Der Roman handelt von einer sechsköpfigen Familie, im ersten Teil stirbt der Vater Kweku Sai. Sehr lange stirbt er vor sich hin, dann ist er tot, und die anderen kommen zur Beerdigung, kommen nach Ghana, wo die Kinder (bis auf eine Ausnahme) noch nie waren: Olu, Taiwo, Kehinde, Sadie und Ex-Frau Fola. Keiner von ihnen hat überwunden, was geschehen ist, als Kweku die Familie verlassen hat. Jeder von ihnen kreist um sich selbst, um seine eigene Trauer, um die Gründe, aus denen die Beziehung zu den Geschwistern nicht funktioniert. Sie sind alle zerbrochen, die Familie als Ganzes und jeder als Einzelner. Das Buch ist eine Innenlebenstudie mal sechs, mit einer fast schon perversen Gefühlsgenauigkeit. Allen sechs Figuren geht es schlecht, sie haben einander und haben sich doch nicht, sie lieben ins Leere, alles schmerzt und nichts verheilt, es ist überaus deprimierend. Mir war das schlicht und ergreifend too much sadness.
Nicola Karlsson: Tessa
Tessa hat ein Problem: Sie trinkt. Sie nimmt außerdem Kokain und lässt sich, weil sie sich im Rausch nicht wehren kann, fast schon regelmäßig vergewaltigen. Eigentlich hat Tessa einen Freund namens Niki, aber die Beziehung ist krank und verzerrt, was an Tessas extremen Selbstzweifeln und ihrem irrationalen Verhalten liegt.

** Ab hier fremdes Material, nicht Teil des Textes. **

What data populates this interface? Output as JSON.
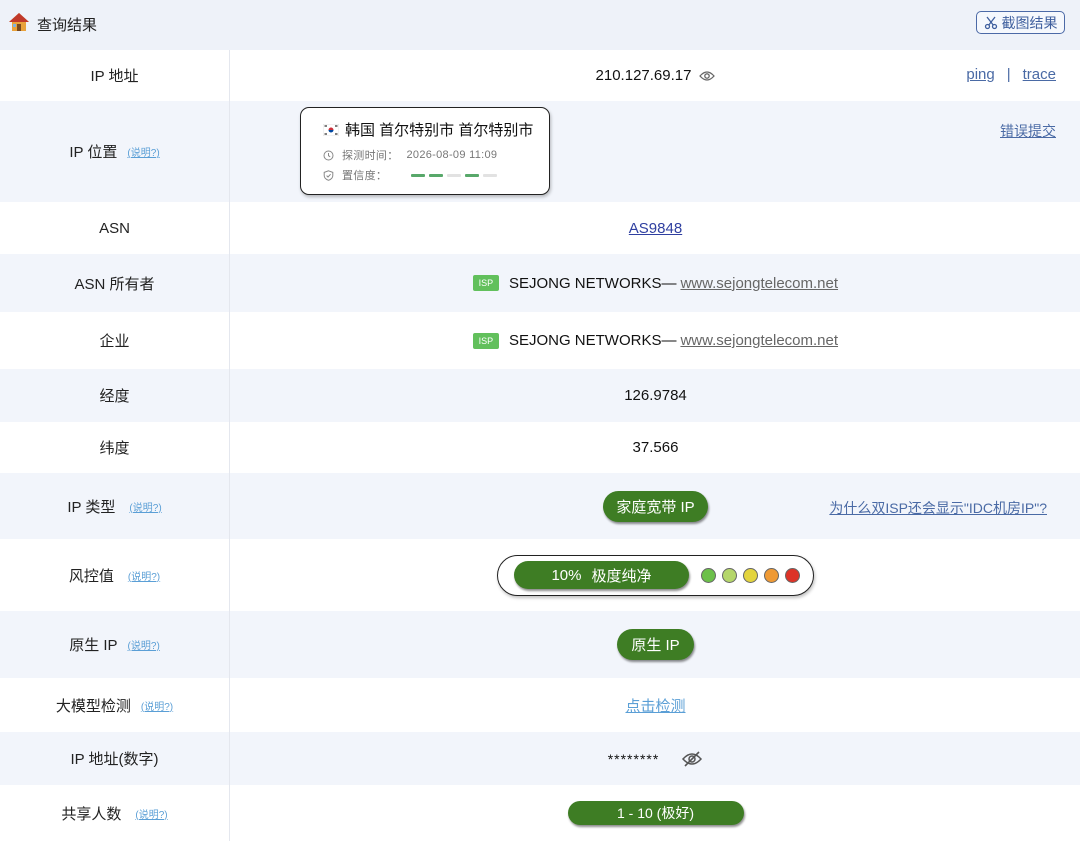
{
  "header": {
    "title": "查询结果",
    "screenshot_label": "截图结果"
  },
  "rows": {
    "ip": {
      "label": "IP 地址",
      "value": "210.127.69.17",
      "ping": "ping",
      "separator": "|",
      "trace": "trace"
    },
    "location": {
      "label": "IP 位置",
      "note": "(说明?)",
      "place": "韩国 首尔特别市 首尔特别市",
      "time_label": "探测时间：",
      "time_value": "2026-08-09 11:09",
      "confidence_label": "置信度：",
      "confidence_segments": [
        1,
        1,
        0,
        1,
        0
      ],
      "report": "错误提交"
    },
    "asn": {
      "label": "ASN",
      "value": "AS9848"
    },
    "asn_owner": {
      "label": "ASN 所有者",
      "badge": "ISP",
      "name": "SEJONG NETWORKS—",
      "site": "www.sejongtelecom.net"
    },
    "company": {
      "label": "企业",
      "badge": "ISP",
      "name": "SEJONG NETWORKS—",
      "site": "www.sejongtelecom.net"
    },
    "longitude": {
      "label": "经度",
      "value": "126.9784"
    },
    "latitude": {
      "label": "纬度",
      "value": "37.566"
    },
    "ip_type": {
      "label": "IP 类型",
      "note": "(说明?)",
      "value": "家庭宽带 IP",
      "question": "为什么双ISP还会显示\"IDC机房IP\"?"
    },
    "risk": {
      "label": "风控值",
      "note": "(说明?)",
      "percent": "10%",
      "level": "极度纯净",
      "dot_colors": [
        "#6cc04a",
        "#b5d66a",
        "#e3d43e",
        "#ef9a35",
        "#dd3327"
      ]
    },
    "native": {
      "label": "原生 IP",
      "note": "(说明?)",
      "value": "原生 IP"
    },
    "llm": {
      "label": "大模型检测",
      "note": "(说明?)",
      "value": "点击检测"
    },
    "ip_numeric": {
      "label": "IP 地址(数字)",
      "value": "********"
    },
    "shared": {
      "label": "共享人数",
      "note": "(说明?)",
      "value": "1 - 10 (极好)"
    }
  },
  "colors": {
    "accent": "#3e7d24",
    "link": "#4a6aa5",
    "note": "#5b9fd6",
    "header_bg": "#eef2f9",
    "alt_row_bg": "#f2f5fb"
  }
}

Sie treibt Niki in den Wahnsinn, will seine Anerkennung, stößt ihn fort, sucht seine Nähe, schreit ihn an, schmeißt ihn raus, nur um ihm dann wieder nachzuweinen … Tessas einziger Lebensinhalt ist sie selbst, sie hat kein Geld und keine Jobs, sie rutscht immer weiter ab, verrennt sich in irgendeinen Scheiß. Ich aber frage mich: Woher kommt das? Was ist passiert? Von einer schlimmen Kindheit ist keine Rede, von anderen Traumata auch nicht, von gar keinem möglichen Grund. Die Autorin bietet mir keine Erklärung für den Hieb ihrer Protagonistin. Whatever happend? Und wohin soll das führen? Einen Weg, einen Konflikthöhepunkt, eine Lösung gibt es ebenfalls nicht. Das gesamte Buch läuft nach Schema F ab: Tessa wacht auf, hat einen schlimmen Kater, ihr ist schwarz vor Augen, der Geschmack in ihrem Mund ist pelzig (wie sonst), sie schwört sich, nie wieder zu saufen, dann treibt sie es zum Beispiel mit einem verheirateten Kerl, der nicht sofort nach dem Sex seine Frau verlässt, deshalb muss sie leider ausflippen und wieder trinken, und alles beginnt von vorn. Joah. Hätte nach dreimal schon gereicht, geht aber permanent weiter. Dieses Porträt zeigt eine erschreckende Abwärtsschleife, es kann als Warnung dienen, die Story an sich ist völlig sinnlos.
Macht wieder Spaß.
Wie schmeckt denn “pelzig”? Nach Bisamratte oder muss ich mir ein Schublade ganz weit unten dafür aufmachen?
I dont’ f… know! Anscheinend hat man, wenn man mit einem Kater aufwacht, einen pelzigen Geschmack im Mund? Kannst du das bestätigen?